20. La compagnie Groupama Rhône Alpes Auvergne a interjeté appel de cette décision le 14 juillet 2023, en ce qu’elle a :
— condamné la compagnie Groupama Rhône Alpes Auvergne en sa qualité d’assurance responsabilité civile décennale et responsabilité civile, à relever et garantir la société Coseec France de toutes condamnations à intervenir à son encontre, et à prendre en charge financièrement toutes condamnations, y compris les sommes mises à sa charge au titre des dépens et de l’article 700 du code de procédure civile ;
— débouté la compagnie d’assurance Groupama Rhône Alpes Auvergne de l’intégralité de ses demandes.

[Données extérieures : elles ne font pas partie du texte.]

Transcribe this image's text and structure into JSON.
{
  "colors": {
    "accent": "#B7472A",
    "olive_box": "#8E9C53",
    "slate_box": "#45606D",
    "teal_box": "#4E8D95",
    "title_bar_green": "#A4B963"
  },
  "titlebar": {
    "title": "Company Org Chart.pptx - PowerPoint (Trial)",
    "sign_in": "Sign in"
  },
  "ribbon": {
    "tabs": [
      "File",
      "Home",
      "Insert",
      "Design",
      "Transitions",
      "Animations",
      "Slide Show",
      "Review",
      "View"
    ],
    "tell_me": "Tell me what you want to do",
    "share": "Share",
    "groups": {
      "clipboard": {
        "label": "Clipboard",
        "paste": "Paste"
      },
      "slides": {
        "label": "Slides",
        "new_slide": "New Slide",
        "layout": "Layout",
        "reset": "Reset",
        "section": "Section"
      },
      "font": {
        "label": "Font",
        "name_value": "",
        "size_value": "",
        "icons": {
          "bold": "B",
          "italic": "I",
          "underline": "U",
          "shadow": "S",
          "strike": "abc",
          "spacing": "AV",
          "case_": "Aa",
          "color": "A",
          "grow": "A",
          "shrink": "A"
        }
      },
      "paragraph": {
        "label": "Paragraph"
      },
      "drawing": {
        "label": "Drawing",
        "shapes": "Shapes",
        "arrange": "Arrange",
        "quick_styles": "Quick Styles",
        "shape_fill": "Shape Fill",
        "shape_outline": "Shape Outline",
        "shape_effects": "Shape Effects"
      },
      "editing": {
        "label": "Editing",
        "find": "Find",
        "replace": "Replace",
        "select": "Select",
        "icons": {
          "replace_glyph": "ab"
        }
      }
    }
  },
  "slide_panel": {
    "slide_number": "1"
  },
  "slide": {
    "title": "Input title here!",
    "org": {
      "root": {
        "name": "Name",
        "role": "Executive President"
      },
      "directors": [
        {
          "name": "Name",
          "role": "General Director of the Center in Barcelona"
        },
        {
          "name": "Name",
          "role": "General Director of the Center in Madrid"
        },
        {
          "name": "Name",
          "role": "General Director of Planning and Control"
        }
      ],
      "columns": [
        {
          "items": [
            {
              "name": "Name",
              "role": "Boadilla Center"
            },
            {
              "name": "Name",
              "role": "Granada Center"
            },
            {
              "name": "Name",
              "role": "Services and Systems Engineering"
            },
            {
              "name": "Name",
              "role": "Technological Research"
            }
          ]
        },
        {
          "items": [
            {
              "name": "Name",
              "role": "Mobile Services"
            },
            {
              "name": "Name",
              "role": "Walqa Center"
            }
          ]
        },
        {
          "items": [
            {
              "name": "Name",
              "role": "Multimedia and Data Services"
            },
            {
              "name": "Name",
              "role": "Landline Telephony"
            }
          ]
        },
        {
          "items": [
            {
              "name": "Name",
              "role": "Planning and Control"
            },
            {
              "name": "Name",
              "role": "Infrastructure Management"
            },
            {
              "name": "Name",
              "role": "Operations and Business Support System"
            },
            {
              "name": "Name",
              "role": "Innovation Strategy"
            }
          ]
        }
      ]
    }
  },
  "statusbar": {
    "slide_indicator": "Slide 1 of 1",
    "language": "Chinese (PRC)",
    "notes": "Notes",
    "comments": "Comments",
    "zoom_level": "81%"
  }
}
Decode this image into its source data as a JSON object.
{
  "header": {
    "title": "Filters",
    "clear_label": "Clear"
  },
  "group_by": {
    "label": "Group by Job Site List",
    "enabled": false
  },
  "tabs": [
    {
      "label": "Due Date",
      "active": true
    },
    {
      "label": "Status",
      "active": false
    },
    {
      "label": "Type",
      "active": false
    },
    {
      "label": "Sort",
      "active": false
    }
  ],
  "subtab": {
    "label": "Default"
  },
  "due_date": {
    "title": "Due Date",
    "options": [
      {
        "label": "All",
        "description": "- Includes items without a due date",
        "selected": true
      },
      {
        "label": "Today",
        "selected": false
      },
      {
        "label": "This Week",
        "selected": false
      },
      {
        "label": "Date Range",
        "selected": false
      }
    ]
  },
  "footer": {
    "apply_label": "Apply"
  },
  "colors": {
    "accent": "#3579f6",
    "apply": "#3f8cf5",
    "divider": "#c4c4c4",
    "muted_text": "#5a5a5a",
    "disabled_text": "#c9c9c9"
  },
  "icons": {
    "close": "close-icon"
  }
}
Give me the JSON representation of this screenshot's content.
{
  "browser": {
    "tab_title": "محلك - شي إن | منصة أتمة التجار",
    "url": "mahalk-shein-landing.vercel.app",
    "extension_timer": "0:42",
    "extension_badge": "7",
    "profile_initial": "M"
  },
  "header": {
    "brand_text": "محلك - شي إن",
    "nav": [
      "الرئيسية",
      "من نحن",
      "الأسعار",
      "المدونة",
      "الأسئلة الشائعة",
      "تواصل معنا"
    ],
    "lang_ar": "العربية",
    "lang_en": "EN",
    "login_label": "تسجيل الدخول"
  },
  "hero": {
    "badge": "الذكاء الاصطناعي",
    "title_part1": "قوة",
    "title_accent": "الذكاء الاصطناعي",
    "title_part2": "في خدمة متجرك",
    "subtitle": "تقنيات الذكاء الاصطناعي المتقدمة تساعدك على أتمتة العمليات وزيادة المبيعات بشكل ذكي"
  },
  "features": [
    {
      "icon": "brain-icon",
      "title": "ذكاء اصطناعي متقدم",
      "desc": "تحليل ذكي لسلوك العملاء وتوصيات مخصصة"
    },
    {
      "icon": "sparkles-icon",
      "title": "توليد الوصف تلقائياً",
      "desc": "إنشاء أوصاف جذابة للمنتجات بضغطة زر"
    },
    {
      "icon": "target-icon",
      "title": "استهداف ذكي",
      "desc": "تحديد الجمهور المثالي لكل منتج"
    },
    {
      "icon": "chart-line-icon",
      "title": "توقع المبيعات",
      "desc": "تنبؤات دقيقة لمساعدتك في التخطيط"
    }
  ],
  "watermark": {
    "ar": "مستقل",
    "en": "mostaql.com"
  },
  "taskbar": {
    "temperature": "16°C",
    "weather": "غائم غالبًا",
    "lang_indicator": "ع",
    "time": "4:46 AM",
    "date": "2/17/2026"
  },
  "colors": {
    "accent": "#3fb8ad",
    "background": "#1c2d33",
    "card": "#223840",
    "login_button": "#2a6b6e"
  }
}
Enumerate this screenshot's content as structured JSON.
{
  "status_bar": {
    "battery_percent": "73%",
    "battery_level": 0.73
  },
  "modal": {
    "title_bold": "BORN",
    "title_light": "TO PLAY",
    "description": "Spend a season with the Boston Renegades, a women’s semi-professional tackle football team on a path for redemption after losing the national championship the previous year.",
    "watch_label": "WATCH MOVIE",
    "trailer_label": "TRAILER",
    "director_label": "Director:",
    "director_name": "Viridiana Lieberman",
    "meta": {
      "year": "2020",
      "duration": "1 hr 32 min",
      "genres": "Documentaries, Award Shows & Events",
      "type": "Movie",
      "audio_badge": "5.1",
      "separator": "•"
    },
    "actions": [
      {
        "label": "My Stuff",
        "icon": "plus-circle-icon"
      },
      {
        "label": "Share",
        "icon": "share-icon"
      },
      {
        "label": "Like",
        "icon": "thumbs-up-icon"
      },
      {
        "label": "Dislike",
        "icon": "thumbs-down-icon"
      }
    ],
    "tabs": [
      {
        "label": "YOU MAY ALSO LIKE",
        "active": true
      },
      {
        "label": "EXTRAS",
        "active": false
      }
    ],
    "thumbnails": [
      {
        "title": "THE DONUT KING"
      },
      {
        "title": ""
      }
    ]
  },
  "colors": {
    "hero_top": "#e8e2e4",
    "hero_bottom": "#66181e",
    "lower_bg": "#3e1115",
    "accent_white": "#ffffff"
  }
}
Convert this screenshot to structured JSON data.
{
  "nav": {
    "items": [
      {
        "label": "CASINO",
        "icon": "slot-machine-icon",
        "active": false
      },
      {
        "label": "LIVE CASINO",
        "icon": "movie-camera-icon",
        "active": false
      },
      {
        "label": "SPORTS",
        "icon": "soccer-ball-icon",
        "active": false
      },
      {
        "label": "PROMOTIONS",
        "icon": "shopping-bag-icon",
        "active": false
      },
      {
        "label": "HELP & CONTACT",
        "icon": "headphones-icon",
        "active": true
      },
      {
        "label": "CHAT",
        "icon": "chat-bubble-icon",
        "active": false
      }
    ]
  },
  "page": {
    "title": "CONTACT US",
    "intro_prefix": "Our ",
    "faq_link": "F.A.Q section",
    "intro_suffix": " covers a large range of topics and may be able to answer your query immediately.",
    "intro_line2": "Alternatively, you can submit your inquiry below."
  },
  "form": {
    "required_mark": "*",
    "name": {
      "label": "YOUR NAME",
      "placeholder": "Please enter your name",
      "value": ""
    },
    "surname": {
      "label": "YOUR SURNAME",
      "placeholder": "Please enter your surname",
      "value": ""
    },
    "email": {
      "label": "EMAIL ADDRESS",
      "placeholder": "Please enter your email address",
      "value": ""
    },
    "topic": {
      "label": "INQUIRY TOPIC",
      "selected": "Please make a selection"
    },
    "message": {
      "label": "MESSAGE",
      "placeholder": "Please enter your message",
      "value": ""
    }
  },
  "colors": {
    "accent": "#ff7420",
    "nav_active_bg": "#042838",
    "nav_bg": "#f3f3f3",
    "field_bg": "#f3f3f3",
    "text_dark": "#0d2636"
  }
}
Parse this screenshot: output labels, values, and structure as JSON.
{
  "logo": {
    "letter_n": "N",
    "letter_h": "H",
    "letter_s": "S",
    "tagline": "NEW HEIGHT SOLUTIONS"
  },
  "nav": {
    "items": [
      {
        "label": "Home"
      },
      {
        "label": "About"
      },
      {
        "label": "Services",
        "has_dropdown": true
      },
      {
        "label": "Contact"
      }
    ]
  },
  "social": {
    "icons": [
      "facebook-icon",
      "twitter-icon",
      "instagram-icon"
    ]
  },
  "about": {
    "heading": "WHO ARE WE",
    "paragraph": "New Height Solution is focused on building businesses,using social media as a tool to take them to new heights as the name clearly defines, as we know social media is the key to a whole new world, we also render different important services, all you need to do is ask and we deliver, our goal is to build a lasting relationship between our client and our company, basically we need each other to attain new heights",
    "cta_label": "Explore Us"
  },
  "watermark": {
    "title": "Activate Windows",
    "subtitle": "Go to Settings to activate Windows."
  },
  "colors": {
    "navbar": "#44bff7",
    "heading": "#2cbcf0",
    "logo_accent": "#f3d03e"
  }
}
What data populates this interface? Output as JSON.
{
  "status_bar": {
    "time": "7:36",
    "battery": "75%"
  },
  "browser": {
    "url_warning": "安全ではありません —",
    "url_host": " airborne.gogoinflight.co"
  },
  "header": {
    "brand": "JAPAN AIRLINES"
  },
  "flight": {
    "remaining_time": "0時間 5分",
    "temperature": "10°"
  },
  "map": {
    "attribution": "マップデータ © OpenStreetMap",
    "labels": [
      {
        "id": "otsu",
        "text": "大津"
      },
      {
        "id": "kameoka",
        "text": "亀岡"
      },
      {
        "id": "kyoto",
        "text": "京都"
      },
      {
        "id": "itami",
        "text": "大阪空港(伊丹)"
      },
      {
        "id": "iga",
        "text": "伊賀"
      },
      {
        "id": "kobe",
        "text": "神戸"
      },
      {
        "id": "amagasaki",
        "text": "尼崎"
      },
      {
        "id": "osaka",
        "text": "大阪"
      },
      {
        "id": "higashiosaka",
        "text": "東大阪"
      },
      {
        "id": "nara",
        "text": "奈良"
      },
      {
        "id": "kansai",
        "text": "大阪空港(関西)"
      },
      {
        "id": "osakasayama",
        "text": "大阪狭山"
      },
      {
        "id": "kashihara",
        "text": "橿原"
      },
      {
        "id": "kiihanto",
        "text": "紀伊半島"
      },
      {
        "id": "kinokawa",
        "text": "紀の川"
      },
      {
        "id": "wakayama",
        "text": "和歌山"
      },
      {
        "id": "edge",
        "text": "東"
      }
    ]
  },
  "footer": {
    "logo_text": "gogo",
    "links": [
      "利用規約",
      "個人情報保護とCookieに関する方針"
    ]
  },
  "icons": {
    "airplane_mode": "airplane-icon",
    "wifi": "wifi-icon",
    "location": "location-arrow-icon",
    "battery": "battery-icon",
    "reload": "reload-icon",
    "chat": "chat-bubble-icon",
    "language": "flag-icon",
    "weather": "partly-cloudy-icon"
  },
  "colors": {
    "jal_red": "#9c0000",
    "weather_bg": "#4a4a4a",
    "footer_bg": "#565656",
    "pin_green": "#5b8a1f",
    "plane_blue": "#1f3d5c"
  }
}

L’instruction de cette procédure a été clôturée le 4 juillet 2024.
Prétentions et moyens de la compagnie Groupama Rhône Alpes Auvergne:
21. Selon ses conclusions n°2 remises par voie électronique le 8 février 2024, elle demande à la cour, au visa des articles 1792 et suivants du code civil, des articles L.241-1 et suivants du code des assurances :
— de dire son appel recevable, justifié et bien fondé ;
— y faisant droit, de réformer le jugement entrepris en ce qu’il a condamné la concluante, en sa qualité d’assurance responsabilité civile décennale et responsabilité civile, à relever et garantir la société Coseec France de toute condamnation ;
— statuant à nouveau, de débouter la société Coseec France de toutes demandes dirigées contre la concluante ;
— de condamner la société Coseec à payer à la concluante, au titre des dispositions de l’article 700 du code de procédure civile, la somme de 3.000 euros, et aux entiers dépens distraits au profit de maître Yamina M’Barek.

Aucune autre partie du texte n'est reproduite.